И тут он провел по своей голове рукой, и ладонь, как холодный утюг, прошлась по голой и гладкой и совсем не похожей на ту – в окне. И тогда он понял, что это не он на себя так пристально смотрит, а кто-то другой на него завороженно и со страхом глядит. И он закричал. И опустело окно.
Обессилевший, он едва добрался до кресла и тут же заснул.
И приснилась ему земля его настоящая, звавшая его неумолчно потресканным от иссохшести ртом. Дымилась от зноя расщелина вечно зовущего и сотрясалась от этого зова пустыня, где Одиссей Моисеевич дрожал как осиновый лист. Жажда, неумолимая, и никакого оазиса впереди. И еще пески одолевали его. Он оглядывается по сторонам и видит человека, тоже дрожащего и так же ползущего, как и он, изнывая от жажды, песков и любви к родине.
– Вот, наконец, я и приполз к тебе, родина-земля моя обетованная, самый главный напиток моей души. И не я один – вон кто-то еще до тебя доползает. Сейчас посмотрим – родственник или грязный араб?
– Брат мой, кто ты? – спросил Одиссей Моисеевич, едва пересохшим ворочая языком.
– А ты? – в ответ он услышал. – Скажи сначала, кто ты?
– Я – Одиссей сын Моисея.
– А как твоя фамилия?
– Поц вонючий, и что ты посреди песков допросы с пристрастьем устраиваешь. В пустыне не обязательно ее говорить. Не иначе ты наш бывший дирижеришка, заставлявший нас петь нелюбимые наши песни. И всегда недолюбливавший нас, потому что мы поем их безо всякой души. Стукач, капельдудка, ты же и маму родную продашь, если не то петь будет.
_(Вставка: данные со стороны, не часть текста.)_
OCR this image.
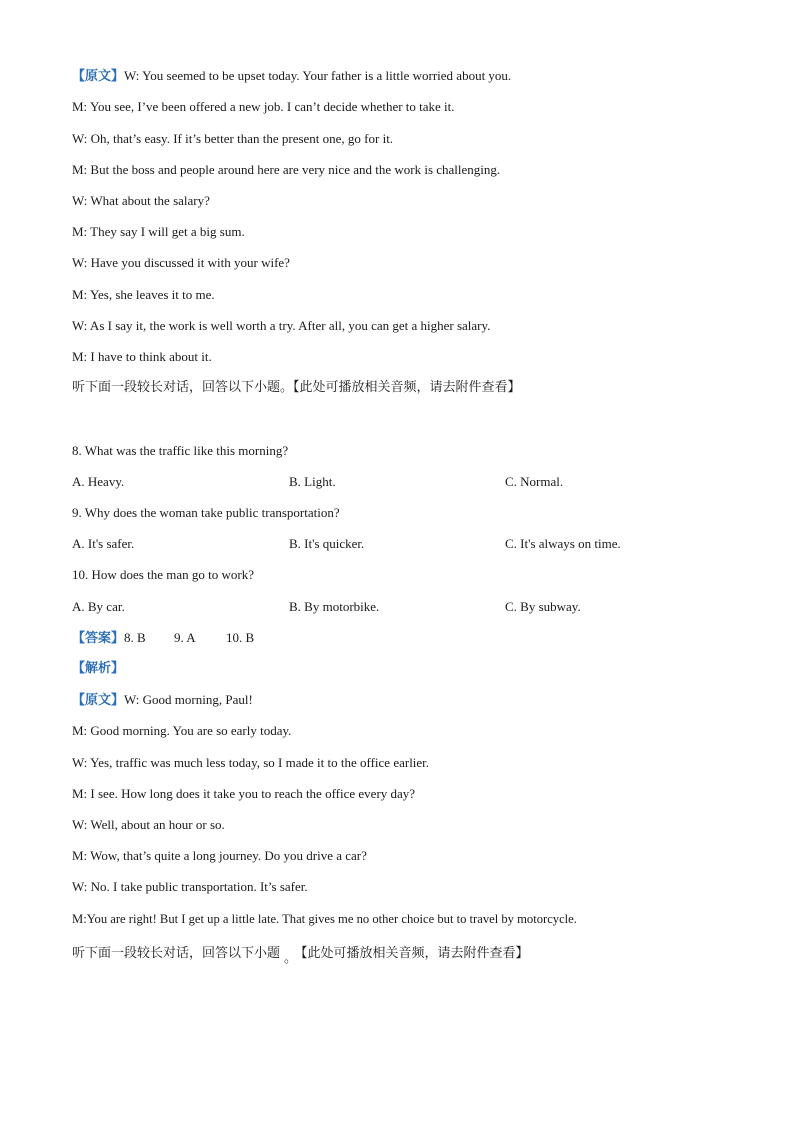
【原文】W: You seemed to be upset today. Your father is a little worried about you.
M: You see, I’ve been offered a new job. I can’t decide whether to take it.
W: Oh, that’s easy. If it’s better than the present one, go for it.
M: But the boss and people around here are very nice and the work is challenging.
W: What about the salary?
M: They say I will get a big sum.
W: Have you discussed it with your wife?
M: Yes, she leaves it to me.
W: As I say it, the work is well worth a try. After all, you can get a higher salary.
M: I have to think about it.
听下面一段较长对话，回答以下小题。【此处可播放相关音频，请去附件查看】
8. What was the traffic like this morning?
A. Heavy.	B. Light.	C. Normal.
9. Why does the woman take public transportation?
A. It's safer.	B. It's quicker.	C. It's always on time.
10. How does the man go to work?
A. By car.	B. By motorbike.	C. By subway.
【答案】8. B 9. A 10. B
【解析】
【原文】W: Good morning, Paul!
M: Good morning. You are so early today.
W: Yes, traffic was much less today, so I made it to the office earlier.
M: I see. How long does it take you to reach the office every day?
W: Well, about an hour or so.
M: Wow, that’s quite a long journey. Do you drive a car?
W: No. I take public transportation. It’s safer.
M:You are right! But I get up a little late. That gives me no other choice but to travel by motorcycle.
听下面一段较长对话，回答以下小题 。 【此处可播放相关音频，请去附件查看】
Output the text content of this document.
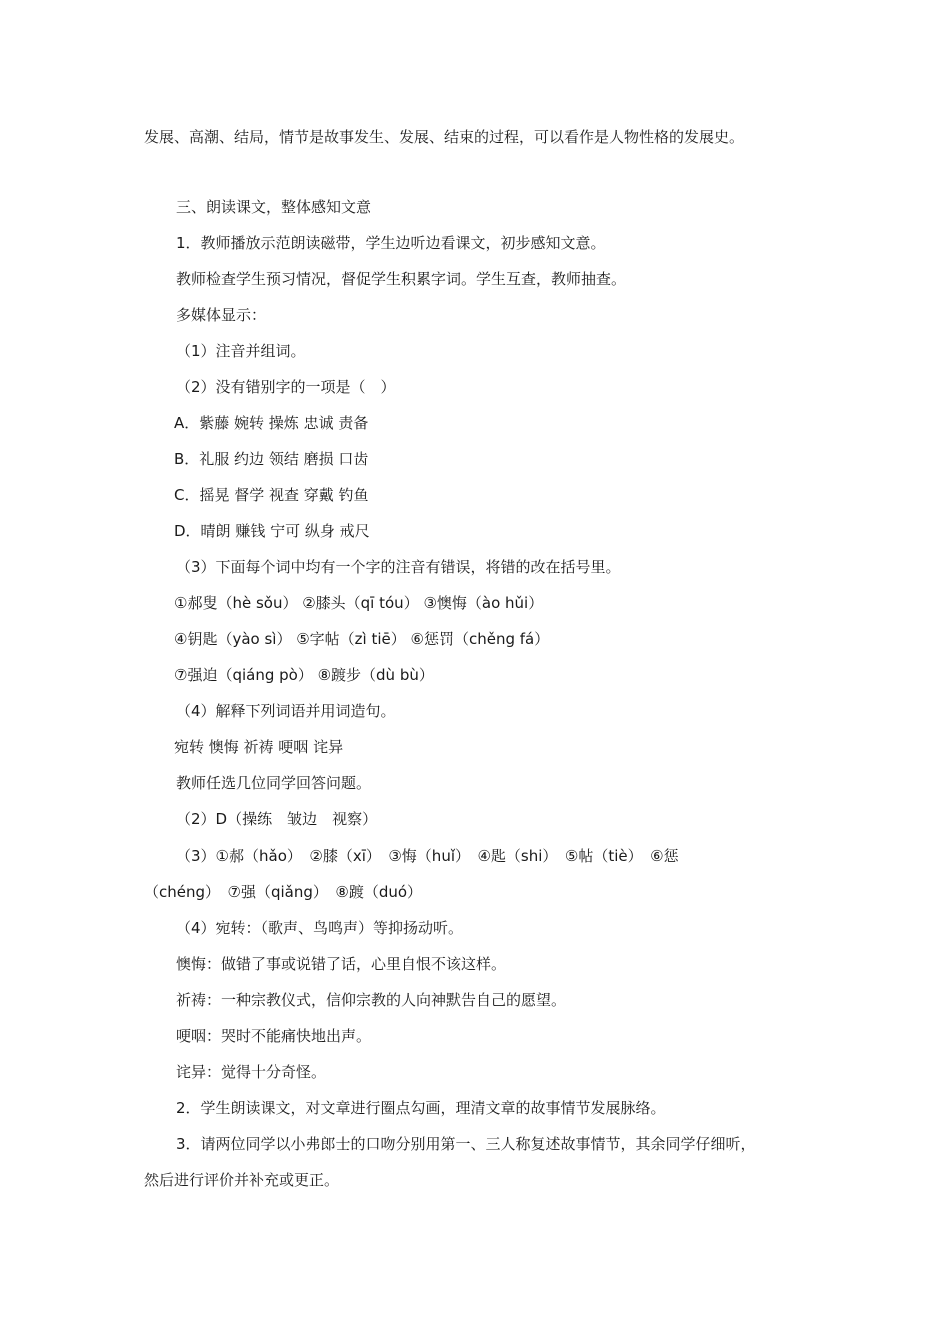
发展、高潮、结局，情节是故事发生、发展、结束的过程，可以看作是人物性格的发展史。
三、朗读课文，整体感知文意
1．教师播放示范朗读磁带，学生边听边看课文，初步感知文意。
教师检查学生预习情况，督促学生积累字词。学生互查，教师抽查。
多媒体显示：
（1）注音并组词。
（2）没有错别字的一项是（　）
A．紫藤 婉转 操炼 忠诚 责备
B．礼服 约边 领结 磨损 口齿
C．摇晃 督学 视查 穿戴 钓鱼
D．晴朗 赚钱 宁可 纵身 戒尺
（3）下面每个词中均有一个字的注音有错误，将错的改在括号里。
①郝叟（hè sǒu） ②膝头（qī tóu） ③懊悔（ào hǔi）
④钥匙（yào sì） ⑤字帖（zì tiē） ⑥惩罚（chěng fá）
⑦强迫（qiáng pò） ⑧踱步（dù bù）
（4）解释下列词语并用词造句。
宛转 懊悔 祈祷 哽咽 诧异
教师任选几位同学回答问题。
（2）D（操练　皱边　视察）
（3）①郝（hǎo）　②膝（xī）　③悔（huǐ）　④匙（shi）　⑤帖（tiè）　⑥惩
（chéng）　⑦强（qiǎng）　⑧踱（duó）
（4）宛转：（歌声、鸟鸣声）等抑扬动听。
懊悔：做错了事或说错了话，心里自恨不该这样。
祈祷：一种宗教仪式，信仰宗教的人向神默告自己的愿望。
哽咽：哭时不能痛快地出声。
诧异：觉得十分奇怪。
2．学生朗读课文，对文章进行圈点勾画，理清文章的故事情节发展脉络。
3．请两位同学以小弗郎士的口吻分别用第一、三人称复述故事情节，其余同学仔细听，
然后进行评价并补充或更正。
Или забыл, как на нее доносил, когда она тебе, ублюдку, не ту колыбельную пела… Значит, и ты эмигрировал, член КПСС обрезанный. Сейчас ты у меня запоешь, тухес с бакенбардами…
И Одиссей Моисеевич заставляет его петь все песни всех советских композиторов, какие были, есть и будут, какие он никогда не слышал, потому что всегда пел, не слушая, что поет, под его дирижерскую палочку, только и делая, что косясь на нее пугливо, когда пел из-под палки и плакал, а все думали – и как же он проникновенно поет, как чувствует и понимает их советскую душу, хоть и еврей.